Super Bowl night in America, a national holiday. This year’s was interrupted by one of the
most widely viewed public power outages in the last decade. More than 30 minutes of play, and an
incalculable financial impact experienced on one of the most popular television
spectacles in the United States. But
when these power outages occur, one cannot help but wonder about redundancy and
resiliency of such crucial infrastructure services as power. And while the power requirements of the
Super Bowl might exceed those of a typical day in business, in hindsight of “the
outage” is your businesses IT infrastructure protected against similar failure?
Businesses often in-state similar power systems as one might
suspect existed at the Superdome. For
example, some datacenters will have redundant power feeds coming into the
building to avoid excessive impact during an interruption to a single
power-grid. After the incoming power,
businesses often use a battery-backup to avoid massive outages during momentary
losses of power, and a generator to sustain systems during a prolonged power
outage. Without any of these systems, or
without on-going maintenance, business might suffer the same impact as was
experienced Sunday Night.
But, through all of these fail safes, sometimes issues do
occur. And when they happens, are your
procedures updated to get all of your systems back up and running in a timely
fashion? Your recovery time-objectives
are directly linked to your ability to regain power, and sustain it through
the recovery process. For instance,
during the Superdome outage, we saw lights coming on following a detailed
checklist with teams allowing the lights to warm and reach operating current
prior to moving to the next set of units.
This is a strategy often in place in datacenter environments, in which
the startup current of most electronic devices far exceeds the operating
voltage. Most datacenters are sized for
the operating current of the devices in place, not necessarily allowing enough
electricity to start all devices in parallel.
Having a startup order for your hardware assets after a power outage is
a necessity in this situation in order to prioritize the workload and bring up
critical services first. Powering on too many devices at one time can cause
another outage to occur, while being too conservative can prolong outage times.
The issue of power distribution exists as well. Typical datacenter redundancy exists at the
power-supply of the server, plugging in two cords to two separate power supply
systems (i.e. – UPS’) distributes the load and avoids overloading any one side
during normal conditions. Unfortunately,
some devices don’t have redundant power, causing balancing issues between the
two power sources, potentially overloading one.
Carefully monitoring what is plugged in directly related to this type of
recovery plan is the only way to ensure that circuit overloading is not
occurring.
Finally, as we saw in the event of the Superdome, as well as
some of the other natural disasters in the world lately, pre-plan for any
potential incident.

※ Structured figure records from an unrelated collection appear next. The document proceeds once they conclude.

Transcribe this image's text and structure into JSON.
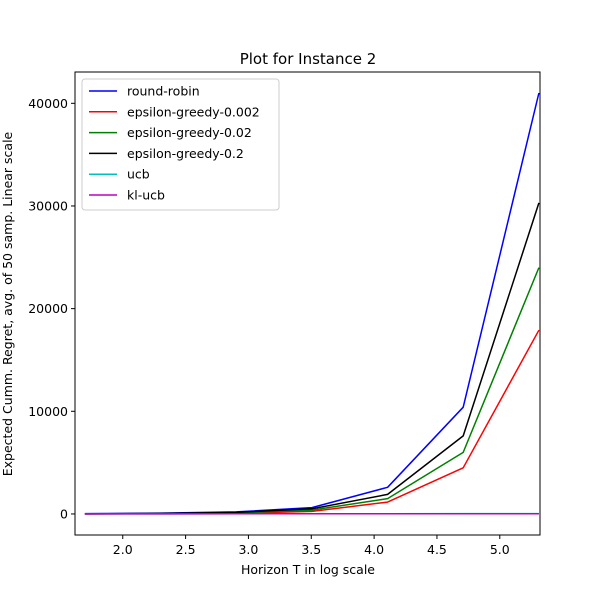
{
  "chart_data": {
    "type": "line",
    "title": "Plot for Instance 2",
    "xlabel": "Horizon T in log scale",
    "ylabel": "Expected Cumm. Regret, avg. of 50 samp. Linear scale",
    "xlim": [
      1.62,
      5.32
    ],
    "ylim": [
      -2050,
      43050
    ],
    "xticks": [
      2.0,
      2.5,
      3.0,
      3.5,
      4.0,
      4.5,
      5.0
    ],
    "xtick_labels": [
      "2.0",
      "2.5",
      "3.0",
      "3.5",
      "4.0",
      "4.5",
      "5.0"
    ],
    "yticks": [
      0,
      10000,
      20000,
      30000,
      40000
    ],
    "ytick_labels": [
      "0",
      "10000",
      "20000",
      "30000",
      "40000"
    ],
    "x": [
      1.699,
      2.301,
      2.903,
      3.505,
      4.107,
      4.709,
      5.311
    ],
    "legend_position": "upper-left",
    "grid": false,
    "series": [
      {
        "name": "round-robin",
        "color": "#0000ff",
        "values": [
          30,
          80,
          200,
          620,
          2600,
          10400,
          41000
        ]
      },
      {
        "name": "epsilon-greedy-0.002",
        "color": "#ff0000",
        "values": [
          5,
          20,
          60,
          250,
          1150,
          4500,
          17900
        ]
      },
      {
        "name": "epsilon-greedy-0.02",
        "color": "#008000",
        "values": [
          5,
          30,
          100,
          380,
          1500,
          6000,
          24000
        ]
      },
      {
        "name": "epsilon-greedy-0.2",
        "color": "#000000",
        "values": [
          10,
          45,
          150,
          500,
          1900,
          7600,
          30300
        ]
      },
      {
        "name": "ucb",
        "color": "#00bfbf",
        "values": [
          5,
          10,
          15,
          20,
          25,
          30,
          35
        ]
      },
      {
        "name": "kl-ucb",
        "color": "#bf00bf",
        "values": [
          5,
          8,
          12,
          16,
          20,
          24,
          28
        ]
      }
    ]
  }
}
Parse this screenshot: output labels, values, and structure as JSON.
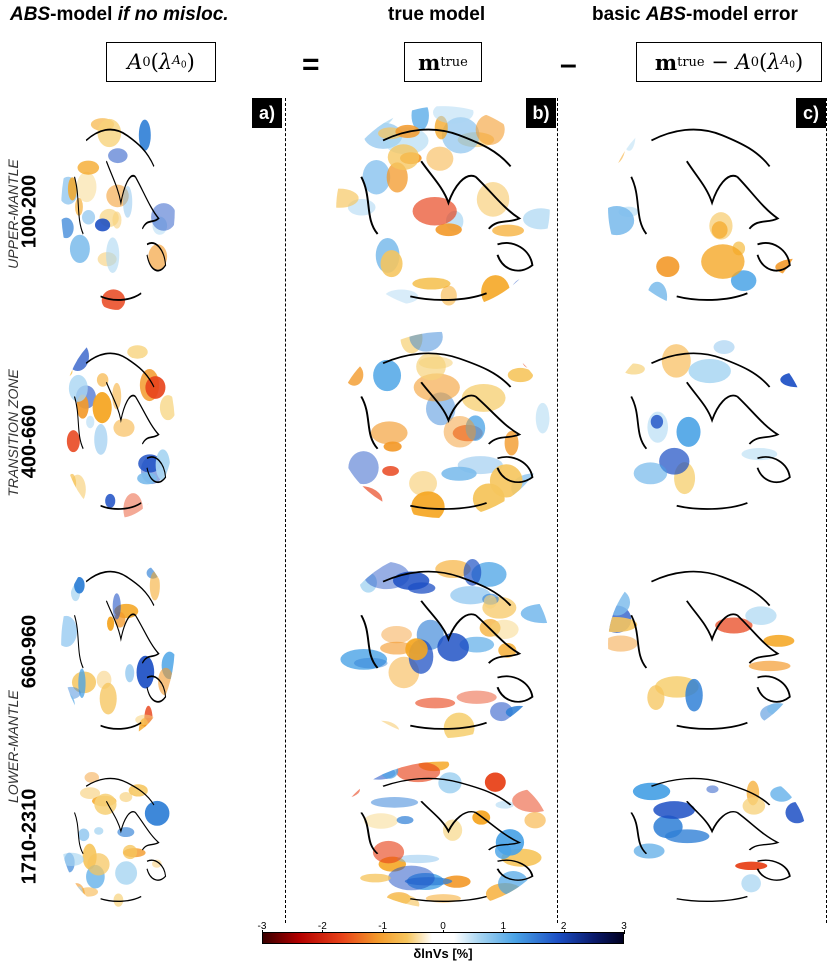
{
  "headers": {
    "col_a": "-model",
    "col_a_prefix": "ABS",
    "col_a_suffix": "if no misloc.",
    "col_b": "true model",
    "col_c_prefix": "basic ",
    "col_c_abs": "ABS",
    "col_c_suffix": "-model error"
  },
  "formulas": {
    "a": "A₀(λ^{A₀})",
    "b": "m^{true}",
    "c": "m^{true} − A₀(λ^{A₀})"
  },
  "operators": {
    "equals": "=",
    "minus": "–"
  },
  "panel_labels": [
    "a)",
    "b)",
    "c)"
  ],
  "regions": {
    "upper": "UPPER-MANTLE",
    "transition": "TRANSITION ZONE",
    "lower": "LOWER-MANTLE"
  },
  "depths": [
    "100-200",
    "400-660",
    "660-960",
    "1710-2310"
  ],
  "colorbar": {
    "ticks": [
      "-3",
      "-2",
      "-1",
      "0",
      "1",
      "2",
      "3"
    ],
    "label": "δlnVs  [%]"
  }
}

If there is expected
to be brown-outs in the area due to high air conditioner utilization, heavy
snow storms, or a major event at your business in which power-requirements will
be very high; forethought and planning around datacenter redundancy and
resiliency is always a good idea.
To summarize:
- Ensure that all systems (i.e. – Generator, UPS,
Batteries, HVAC) are up and running in peak operating condition
- Complete all regular maintenance on these units,
and keep track of life expectancies
- Maintain a list and timing for power on of a
complete datacenter in the event that many devices are lost in a single
incident
- Constantly monitor power systems to ensure that
no power systems are overloaded if they are singularly relied upon in the event
of a disaster
- Pre-Plan for any major event or upcoming weather
While none of these would have
specifically saved the Superdome, they may avoid your business suffering a
major loss of service, with a potentially public outage.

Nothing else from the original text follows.